Certified batteries are built with Battery Management Systems (BMS)—safeguards that regulate charging, detect damage, and shut down the battery if something goes wrong. Modified batteries bypass these systems entirely. In many cases, safety circuitry is physically removed, allowing the battery to function regardless of internal damage. These altered batteries are commonly sold on second-hand marketplaces, often without buyers realizing the risks they are bringing into their homes.
The consequences are disproportionate. AMD-related fires account for just 5% of residential fires, yet they are responsible for over 10% of injuries and a staggering 25% of fatalities. Between 2022 and 2025, more than 70% of AMD fires involved non-certified or tampered devices.
Controlled burn trials on lithium-ion batteries reveal why these fires are so deadly. When overheated, internal chemical reactions accelerate rapidly. Heat generates more heat, triggering a chain reaction across multiple cells. Thick smoke floods confined spaces within seconds, carrying toxic gases that can incapacitate or kill before flames even spread.
Unlike conventional fires, lithium battery fires behave violently. Cells rupture and eject flaming projectiles, igniting objects several meters away almost instantly. Furniture, walls, and adjacent rooms can catch fire in moments. In enclosed apartments, escape windows shrink to seconds, not minutes.

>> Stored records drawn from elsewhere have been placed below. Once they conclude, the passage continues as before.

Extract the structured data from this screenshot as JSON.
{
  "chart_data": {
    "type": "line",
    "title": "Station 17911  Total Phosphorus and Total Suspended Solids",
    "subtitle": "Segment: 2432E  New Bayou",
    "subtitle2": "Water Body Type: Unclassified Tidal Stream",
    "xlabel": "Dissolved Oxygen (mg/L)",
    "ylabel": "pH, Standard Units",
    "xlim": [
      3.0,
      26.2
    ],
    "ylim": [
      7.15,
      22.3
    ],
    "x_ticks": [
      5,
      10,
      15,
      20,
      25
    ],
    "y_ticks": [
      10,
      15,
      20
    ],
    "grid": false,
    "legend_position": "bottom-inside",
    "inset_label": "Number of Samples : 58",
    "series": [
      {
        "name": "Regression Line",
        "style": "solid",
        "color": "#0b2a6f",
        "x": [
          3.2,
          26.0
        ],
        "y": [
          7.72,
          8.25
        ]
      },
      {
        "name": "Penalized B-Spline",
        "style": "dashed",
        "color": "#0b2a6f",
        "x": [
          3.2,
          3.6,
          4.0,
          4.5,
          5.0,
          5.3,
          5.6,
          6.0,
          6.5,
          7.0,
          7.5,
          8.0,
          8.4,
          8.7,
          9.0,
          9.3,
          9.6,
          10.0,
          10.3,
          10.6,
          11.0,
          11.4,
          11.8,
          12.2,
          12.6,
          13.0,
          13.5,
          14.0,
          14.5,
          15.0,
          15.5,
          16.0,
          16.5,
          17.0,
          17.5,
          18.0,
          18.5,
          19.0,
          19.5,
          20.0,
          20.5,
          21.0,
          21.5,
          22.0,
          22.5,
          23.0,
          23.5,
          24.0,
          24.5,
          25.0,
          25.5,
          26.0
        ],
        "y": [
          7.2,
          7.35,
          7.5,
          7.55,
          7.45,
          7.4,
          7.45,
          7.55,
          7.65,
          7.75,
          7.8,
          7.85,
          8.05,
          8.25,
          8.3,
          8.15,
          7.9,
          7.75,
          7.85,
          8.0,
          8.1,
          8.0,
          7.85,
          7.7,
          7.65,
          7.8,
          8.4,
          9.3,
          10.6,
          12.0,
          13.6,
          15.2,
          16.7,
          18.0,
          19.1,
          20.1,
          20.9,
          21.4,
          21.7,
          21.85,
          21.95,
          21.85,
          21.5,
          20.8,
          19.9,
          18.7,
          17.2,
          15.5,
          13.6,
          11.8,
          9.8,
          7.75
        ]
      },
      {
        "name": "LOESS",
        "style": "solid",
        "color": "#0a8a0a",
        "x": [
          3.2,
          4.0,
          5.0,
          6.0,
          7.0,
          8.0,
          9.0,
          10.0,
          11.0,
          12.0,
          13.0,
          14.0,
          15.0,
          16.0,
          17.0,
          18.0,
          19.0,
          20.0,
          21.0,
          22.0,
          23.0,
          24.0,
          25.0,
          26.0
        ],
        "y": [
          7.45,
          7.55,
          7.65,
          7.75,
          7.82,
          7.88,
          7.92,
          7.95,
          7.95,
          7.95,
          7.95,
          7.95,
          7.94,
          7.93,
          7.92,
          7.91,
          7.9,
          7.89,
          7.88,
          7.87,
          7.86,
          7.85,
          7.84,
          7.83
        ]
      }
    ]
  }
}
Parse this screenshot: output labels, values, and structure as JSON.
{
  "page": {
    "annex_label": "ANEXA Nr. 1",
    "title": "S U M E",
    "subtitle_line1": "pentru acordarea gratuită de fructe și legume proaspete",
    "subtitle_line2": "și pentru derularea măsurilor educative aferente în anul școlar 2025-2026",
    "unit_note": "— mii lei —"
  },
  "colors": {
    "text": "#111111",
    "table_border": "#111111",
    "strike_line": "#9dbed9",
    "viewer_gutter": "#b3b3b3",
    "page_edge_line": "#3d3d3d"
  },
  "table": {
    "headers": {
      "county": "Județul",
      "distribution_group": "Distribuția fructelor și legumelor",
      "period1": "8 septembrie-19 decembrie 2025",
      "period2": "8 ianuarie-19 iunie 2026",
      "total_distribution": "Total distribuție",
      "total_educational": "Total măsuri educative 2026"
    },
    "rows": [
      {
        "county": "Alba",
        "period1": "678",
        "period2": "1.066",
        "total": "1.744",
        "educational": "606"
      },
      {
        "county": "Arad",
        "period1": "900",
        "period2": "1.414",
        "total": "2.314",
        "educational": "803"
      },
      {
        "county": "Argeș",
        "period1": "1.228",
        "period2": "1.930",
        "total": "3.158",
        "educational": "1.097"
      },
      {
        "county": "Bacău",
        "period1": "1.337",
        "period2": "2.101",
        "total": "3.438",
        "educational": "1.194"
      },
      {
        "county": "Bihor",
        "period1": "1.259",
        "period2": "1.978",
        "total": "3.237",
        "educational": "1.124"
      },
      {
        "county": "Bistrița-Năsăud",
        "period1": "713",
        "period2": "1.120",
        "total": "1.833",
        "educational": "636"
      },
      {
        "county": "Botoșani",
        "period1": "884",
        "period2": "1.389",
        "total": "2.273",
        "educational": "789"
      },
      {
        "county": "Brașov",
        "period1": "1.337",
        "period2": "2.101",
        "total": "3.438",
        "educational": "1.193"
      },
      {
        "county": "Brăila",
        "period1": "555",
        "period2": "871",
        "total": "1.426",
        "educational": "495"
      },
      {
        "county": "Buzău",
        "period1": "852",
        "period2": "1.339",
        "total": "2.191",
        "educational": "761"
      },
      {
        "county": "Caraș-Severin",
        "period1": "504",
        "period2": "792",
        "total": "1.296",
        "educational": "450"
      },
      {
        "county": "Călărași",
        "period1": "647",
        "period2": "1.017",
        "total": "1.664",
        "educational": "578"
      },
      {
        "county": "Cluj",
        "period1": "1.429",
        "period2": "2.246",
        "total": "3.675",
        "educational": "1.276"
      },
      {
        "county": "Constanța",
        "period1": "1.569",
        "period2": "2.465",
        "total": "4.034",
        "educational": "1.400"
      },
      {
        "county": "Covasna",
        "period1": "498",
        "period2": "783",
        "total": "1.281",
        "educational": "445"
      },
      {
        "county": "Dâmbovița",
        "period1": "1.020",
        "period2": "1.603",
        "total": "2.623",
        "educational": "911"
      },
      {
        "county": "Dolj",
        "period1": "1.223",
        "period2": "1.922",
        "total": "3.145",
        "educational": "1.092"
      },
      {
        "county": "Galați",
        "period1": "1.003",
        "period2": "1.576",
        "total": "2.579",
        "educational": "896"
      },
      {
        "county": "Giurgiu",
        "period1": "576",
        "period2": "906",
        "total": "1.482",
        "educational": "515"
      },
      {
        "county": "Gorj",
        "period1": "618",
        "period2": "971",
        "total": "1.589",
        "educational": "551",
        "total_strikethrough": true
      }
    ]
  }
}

As these risks grow, attention turns to the buildings themselves. Singapore’s public housing has long been designed with fire safety as a priority. Since the 1960s, HDB flats have incorporated fire compartments, non-combustible concrete structures, and fire-rated main doors capable of resisting flames for up to an hour—critical time for evacuation and firefighting.
Design features work quietly but effectively. External corridors are open and ventilated to allow smoke to disperse. Kitchen walls and vertical gaps between units help slow upward flame spread. Structural ledges between floors act as barriers, forcing fires to work harder to climb.
Modern regulations have tightened further. Since 2018, all homes must be equipped with smoke alarms, with ongoing upgrades for older flats. Fire hose reels, wet risers, extinguishers, and emergency response points are strategically installed across blocks. These systems form a layered defense, buying time when seconds matter most.
In super high-rise buildings above 40 storeys, additional safeguards exist. Evacuations are conducted selectively to reduce panic and injury. Refuge floors, located every 20 storeys, provide open, uncluttered, naturally ventilated safe zones. These floors allow residents to escape smoke, move laterally to unaffected blocks, and evacuate without descending dozens of flights of stairs.
Yet even the best-designed buildings face limits. Fires fueled by high-energy lithium batteries challenge traditional safety assumptions. When a single device can behave like a flamethrower, containment becomes exponentially harder.
In a nation forced to build vertically, high-rise fires will remain a constant threat. As active mobility devices multiply, so does the risk they carry into homes, corridors, and lift lobbies. One solution stands out—remove the danger from living spaces altogether.
Dedicated AMD charging zones at void decks could isolate fires before they climb walls and floors. When heat builds, distance can mean survival. In the fight against high-rise fires, sometimes the safest move is simple—keep the spark as far away as possible.